2020-05-26 19:16:16 | 歴史
16世紀の世界は西のスペインと東の中国の明が覇権国であった。当時オランダはスペインの支配を受けており、盛んであった毛織物工業や商工業の利益はスペインに吸い上げられていた。1581年には北部ネーデルラント7州が独立を宣言した。1602年に史上初めて株式会社制度を導入したオランダ東インド会社を設立し、経済力を一挙に増大させ、1621年にはオランダ西インド会社も設立した。1625年にはスペイン、明を追い越し、以来、大英帝国に破れる1780年まで世界最大の覇権国として君臨する。世界最初のバブルと言われるチューリップ・バブルは1637年に起きている。オランダは世界を回る優秀な船舶を造り、17世紀の発明品の4分の1を生み出した。世界中から集めた富で軍事力も強化していた。通貨ギルダーは史上初めての基軸通貨となった。しかし、そのオランダも国家債務を抱えるようになり、軍事力が弱体化し、政治的内部対立も生まれ、台頭して来た英国との何度かの英蘭戦争に敗れ、破産してしまう。英国は次いでナポレオン率いるフランスと戦い、ナポレオンを敗り、戦勝国(英国、ロシア、オーストリア、プロイセン)会議である1814年9月〜15年6月のウィーン会議で、覇権国として出発する。オランダ東インド会社に代わって英国東インド会社が登場し、政府よりも強大な軍事力をも保持した。この英国の基盤は18世紀半ばからのいわゆる産業革命であった。英国はオランダを真似て、さらにそれを産業革命による土台で強化し、富を築いて行った。しかし、第一次、第二次世界大戦により英国は覇権国として多大の戦費を負担せざるを得ず、国家的債務を膨らませ、基軸通貨ポンドの地位を大戦後、国力を付けた米国の通貨ドルに譲らざるを得なくなる。米国はエジソンの発明などの第二次産業革命や国土が戦場にならなかったこと、軍事品を生産し、欧州に売ったことで富を蓄積していた。歴史上の覇権国家は全て自国通貨で債務を抱え、最後には凋落している。現在、日本も米国も自国通貨での膨大な債務を抱えている。このウイルス禍はその債務をさらに膨らませている。MMT(現代貨幣理論)は、自国通貨での債務はデフォルト(債務不履行)しない、とする。確かに、今の中央銀行は日本でも米国でも際限なく債券を購入するとしている。

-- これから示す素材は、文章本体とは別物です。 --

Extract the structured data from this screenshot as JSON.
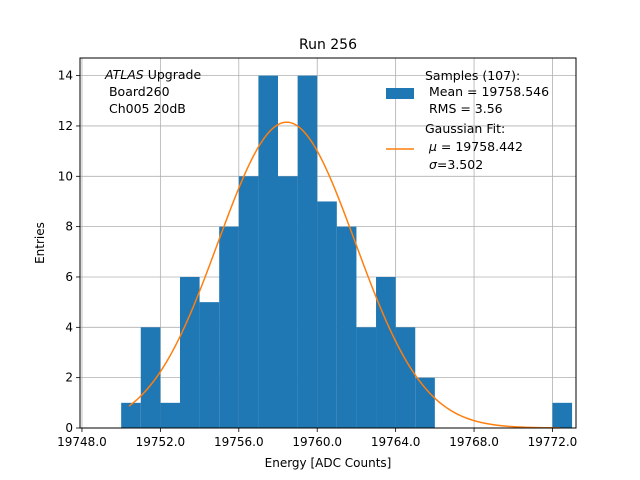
{
  "chart_data": {
    "type": "bar",
    "title": "Run 256",
    "xlabel": "Energy [ADC Counts]",
    "ylabel": "Entries",
    "xlim": [
      19747.9,
      19773.2
    ],
    "ylim": [
      0,
      14.7
    ],
    "xticks": [
      19748,
      19752,
      19756,
      19760,
      19764,
      19768,
      19772
    ],
    "xtick_labels": [
      "19748.0",
      "19752.0",
      "19756.0",
      "19760.0",
      "19764.0",
      "19768.0",
      "19772.0"
    ],
    "yticks": [
      0,
      2,
      4,
      6,
      8,
      10,
      12,
      14
    ],
    "ytick_labels": [
      "0",
      "2",
      "4",
      "6",
      "8",
      "10",
      "12",
      "14"
    ],
    "grid": true,
    "bin_width": 1,
    "bins": [
      {
        "x0": 19750,
        "value": 1
      },
      {
        "x0": 19751,
        "value": 4
      },
      {
        "x0": 19752,
        "value": 1
      },
      {
        "x0": 19753,
        "value": 6
      },
      {
        "x0": 19754,
        "value": 5
      },
      {
        "x0": 19755,
        "value": 8
      },
      {
        "x0": 19756,
        "value": 10
      },
      {
        "x0": 19757,
        "value": 14
      },
      {
        "x0": 19758,
        "value": 10
      },
      {
        "x0": 19759,
        "value": 14
      },
      {
        "x0": 19760,
        "value": 9
      },
      {
        "x0": 19761,
        "value": 8
      },
      {
        "x0": 19762,
        "value": 4
      },
      {
        "x0": 19763,
        "value": 6
      },
      {
        "x0": 19764,
        "value": 4
      },
      {
        "x0": 19765,
        "value": 2
      },
      {
        "x0": 19772,
        "value": 1
      }
    ],
    "fit": {
      "mu": 19758.442,
      "sigma": 3.502,
      "amplitude": 12.15,
      "x_start": 19750.4,
      "x_end": 19772.4
    },
    "series": [
      {
        "name": "Samples (107):",
        "color": "#1f77b4"
      },
      {
        "name": "Gaussian Fit:",
        "color": "#ff7f0e"
      }
    ],
    "legend": {
      "placement": "top-right",
      "samples_title": "Samples (107):",
      "samples_mean": " Mean = 19758.546",
      "samples_rms": " RMS = 3.56",
      "fit_title": "Gaussian Fit:",
      "fit_mu_prefix": " μ",
      "fit_mu_value": " = 19758.442",
      "fit_sigma_prefix": " σ",
      "fit_sigma_value": "=3.502"
    },
    "annotation": {
      "line1_italic": "ATLAS",
      "line1_rest": " Upgrade",
      "line2": " Board260",
      "line3": " Ch005 20dB"
    }
  }
}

政府がいくら借金である国債を増やしても、みんな中央銀行がそれを買ってくれる。中央銀行は何もないところから、ただ通貨を印刷すればいいだけである。しかし、それをいつまでも続けることが可能なのか?それが可能なら、何故、国民は税金を払うのか。本当にそれが可能なら、最初から政府は税金など国民に課さないで、国債発行だけで予算を立てられるはずである。それも制限なくである。しかし、さすがのMMTも「インフレの可能性がなければ」と但し書きを用意している。この世に貨幣、通貨が出来てから、どんな借金にも必ず何らかの「返済」が付きまとう。経済にただ飯はない。政府債務の返済方法には3つある。そのうち国民負担が極端ではない方法は一つしかない。経済成長による税収増である。当然これは今のような経済成長率では、どんな先進国も不可能な方法である。残り二つはデフォルトとインフレである。どちらも国民には大きな負担となる。敗戦直後の日本は後者を選択した。財産税と言うおまけが付いたが。時の大蔵大臣は「払うものは払う」として、借金の返済を断行するために、国民から財産を奪って、返済に当てた。同時にインフレも生じていたため、政府債務額の実質的な引き下げにもなっていた。戦争により生産設備が破壊され、生活必需品の生産量がわずかで、それを欲しがる人の数が多く、通貨は戦中に大量に発行されていたためインフレとなっていた。コロナ禍は今後も続き、政府は何度も補正予算を追加しなければならなくなるだろう。経済が落ち込んでいる以上、税収は減りこそすれ、増えることはないため、全て赤字国債の発行で賄うことになる。コロナ禍は全ての生産活動を抑制するため、生産量は減少する。一方で、中央銀行は大量の通貨を発行している。実物量が少なく、通貨が大量となれば、どこかでインフレのリスクが生まれて来る。返済は不可能であった債務額がコロナ禍でさらに増額される。デフォルトを避けるならば、インフレしかないだろう。日米政府は共にインフレで債務を「チャラ」にと考えている。米国などは基軸通貨の地位にあぐらをかき、政府債務だけでなく、30兆ドルを遥かに超える対外債務まである。債務まみれの覇権国家の通貨が過去どんな運命を辿ったか。日本の科学的根拠の全くない緊急事態宣言とその解除は、ウイルス感染の減少とは何も関係しない。そもそも感染の実態そのものが誰にも分からない、とんでもない状態なのが今の日本である。